Emily wrapped three of her tentacles around Kipper’s wrists and jetted herself forward by expelling a blast of oxo-agua from her siphon. Held firmly in Emily’s grasp, Kipper was pulled along for the ride. Emily propelled them through the corridors of the ship, heading for the cargo bay where Brighton’s Destiny had been parked.
Emily used her free tentacles to sign to Kipper. “Your ship?”
Emily adjusted her grip on Kipper, replacing the three tentacles around Kipper’s wrists with a single one, snaked under Kipper’s arm and around her back. This freed Kipper up to answer, signing with her paws, “Captain Cod says, I found it, it’s mine. Law of the space pirates or something. Does that make me a captain?”

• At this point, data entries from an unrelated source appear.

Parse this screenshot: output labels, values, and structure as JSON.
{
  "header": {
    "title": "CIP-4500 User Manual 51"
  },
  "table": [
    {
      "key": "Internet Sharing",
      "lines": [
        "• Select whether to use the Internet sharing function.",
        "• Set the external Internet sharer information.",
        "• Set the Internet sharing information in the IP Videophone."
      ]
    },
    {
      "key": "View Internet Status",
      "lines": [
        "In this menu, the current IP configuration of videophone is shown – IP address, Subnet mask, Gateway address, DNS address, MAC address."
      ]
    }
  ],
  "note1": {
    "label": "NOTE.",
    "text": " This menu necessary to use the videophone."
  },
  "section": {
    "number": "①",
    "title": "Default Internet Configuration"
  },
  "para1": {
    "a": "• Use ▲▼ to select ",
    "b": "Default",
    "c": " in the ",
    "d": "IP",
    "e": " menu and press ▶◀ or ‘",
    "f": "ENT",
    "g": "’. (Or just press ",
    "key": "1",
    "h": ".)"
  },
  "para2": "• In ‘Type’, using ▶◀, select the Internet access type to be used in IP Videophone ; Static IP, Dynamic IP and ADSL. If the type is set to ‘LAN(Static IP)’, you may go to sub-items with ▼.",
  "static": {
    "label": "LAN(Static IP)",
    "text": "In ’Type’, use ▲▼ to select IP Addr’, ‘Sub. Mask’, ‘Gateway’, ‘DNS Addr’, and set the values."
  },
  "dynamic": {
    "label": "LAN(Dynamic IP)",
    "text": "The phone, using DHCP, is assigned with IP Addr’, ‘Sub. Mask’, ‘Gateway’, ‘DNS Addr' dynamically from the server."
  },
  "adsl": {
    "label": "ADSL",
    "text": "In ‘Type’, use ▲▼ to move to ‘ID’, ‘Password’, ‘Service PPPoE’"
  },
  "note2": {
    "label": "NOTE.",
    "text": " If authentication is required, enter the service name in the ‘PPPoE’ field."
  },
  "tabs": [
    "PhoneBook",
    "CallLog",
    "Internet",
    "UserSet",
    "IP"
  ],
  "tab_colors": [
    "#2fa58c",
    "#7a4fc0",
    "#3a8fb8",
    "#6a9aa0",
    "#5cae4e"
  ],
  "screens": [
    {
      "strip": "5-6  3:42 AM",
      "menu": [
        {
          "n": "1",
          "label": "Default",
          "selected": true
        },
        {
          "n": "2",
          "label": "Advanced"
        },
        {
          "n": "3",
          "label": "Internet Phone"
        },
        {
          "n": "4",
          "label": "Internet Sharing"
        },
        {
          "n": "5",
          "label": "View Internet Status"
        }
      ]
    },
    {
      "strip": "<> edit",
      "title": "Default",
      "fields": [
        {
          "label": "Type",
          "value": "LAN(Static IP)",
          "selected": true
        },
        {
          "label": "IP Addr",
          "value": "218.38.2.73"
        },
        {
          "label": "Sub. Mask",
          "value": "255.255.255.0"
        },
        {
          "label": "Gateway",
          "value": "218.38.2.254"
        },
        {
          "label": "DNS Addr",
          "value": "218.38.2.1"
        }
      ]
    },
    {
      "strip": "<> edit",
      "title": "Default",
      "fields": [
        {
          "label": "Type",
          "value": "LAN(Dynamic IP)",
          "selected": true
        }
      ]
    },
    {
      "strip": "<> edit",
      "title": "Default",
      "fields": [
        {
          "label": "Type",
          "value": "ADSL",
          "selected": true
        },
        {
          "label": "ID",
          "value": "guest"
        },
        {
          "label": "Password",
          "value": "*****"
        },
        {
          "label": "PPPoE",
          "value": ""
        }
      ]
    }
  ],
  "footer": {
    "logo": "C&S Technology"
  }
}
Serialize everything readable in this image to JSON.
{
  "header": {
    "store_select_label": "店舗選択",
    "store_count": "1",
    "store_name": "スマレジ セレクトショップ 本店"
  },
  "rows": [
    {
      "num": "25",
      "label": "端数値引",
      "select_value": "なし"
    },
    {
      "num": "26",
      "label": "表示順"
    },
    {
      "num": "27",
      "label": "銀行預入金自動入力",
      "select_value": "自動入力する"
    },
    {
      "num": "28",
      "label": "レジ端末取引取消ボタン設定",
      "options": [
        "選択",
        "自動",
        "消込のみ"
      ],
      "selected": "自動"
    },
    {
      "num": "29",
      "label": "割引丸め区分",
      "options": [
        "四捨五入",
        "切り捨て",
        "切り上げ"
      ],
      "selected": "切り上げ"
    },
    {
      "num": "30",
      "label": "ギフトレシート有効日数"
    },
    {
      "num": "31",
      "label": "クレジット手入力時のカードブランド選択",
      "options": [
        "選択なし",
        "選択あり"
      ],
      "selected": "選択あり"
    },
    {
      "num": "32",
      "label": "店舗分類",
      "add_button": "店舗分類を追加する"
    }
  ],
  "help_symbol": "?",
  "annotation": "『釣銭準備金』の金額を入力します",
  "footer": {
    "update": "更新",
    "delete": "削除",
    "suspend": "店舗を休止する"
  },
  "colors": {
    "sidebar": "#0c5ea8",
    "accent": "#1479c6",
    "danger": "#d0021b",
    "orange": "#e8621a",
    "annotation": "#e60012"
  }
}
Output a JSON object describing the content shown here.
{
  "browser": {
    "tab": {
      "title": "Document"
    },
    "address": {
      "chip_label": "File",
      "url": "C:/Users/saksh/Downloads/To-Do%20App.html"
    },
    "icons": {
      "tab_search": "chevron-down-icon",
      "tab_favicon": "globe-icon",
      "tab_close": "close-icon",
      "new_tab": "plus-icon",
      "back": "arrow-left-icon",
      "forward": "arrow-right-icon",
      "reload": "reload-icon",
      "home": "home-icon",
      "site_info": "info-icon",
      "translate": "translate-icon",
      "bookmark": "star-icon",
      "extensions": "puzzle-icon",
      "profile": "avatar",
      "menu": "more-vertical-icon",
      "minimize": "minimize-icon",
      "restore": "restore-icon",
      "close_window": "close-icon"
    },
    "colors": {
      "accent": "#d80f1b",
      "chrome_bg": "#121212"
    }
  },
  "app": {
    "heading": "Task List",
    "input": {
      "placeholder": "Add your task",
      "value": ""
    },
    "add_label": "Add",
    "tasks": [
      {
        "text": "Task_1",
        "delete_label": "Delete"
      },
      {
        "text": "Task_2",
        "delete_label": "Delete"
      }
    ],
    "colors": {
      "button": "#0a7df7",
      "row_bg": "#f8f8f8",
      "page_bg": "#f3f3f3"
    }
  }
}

Kipper saw the tips of Emily’s free tentacles wriggle in laughter, but then she signed, “At your command, Captain Kipper.”
Shortly thereafter, Emily unhanded Kipper, removing her suckered grasp from the cat’s back. They had arrived in the cargo bay, and the strange double-winged ship sat enigmatically before them. Correction: Kipper’s funny little double-winged ship. She shook her head, trying to wrap her mind around that idea. A couple months ago, Kipper couldn’t even afford the ticket to ride the space elevator, and now she owned her own spaceship.
If only she weren’t about to fly the same spaceship into the opening battle of what might well become a worldwide — if not solar system-wide — war.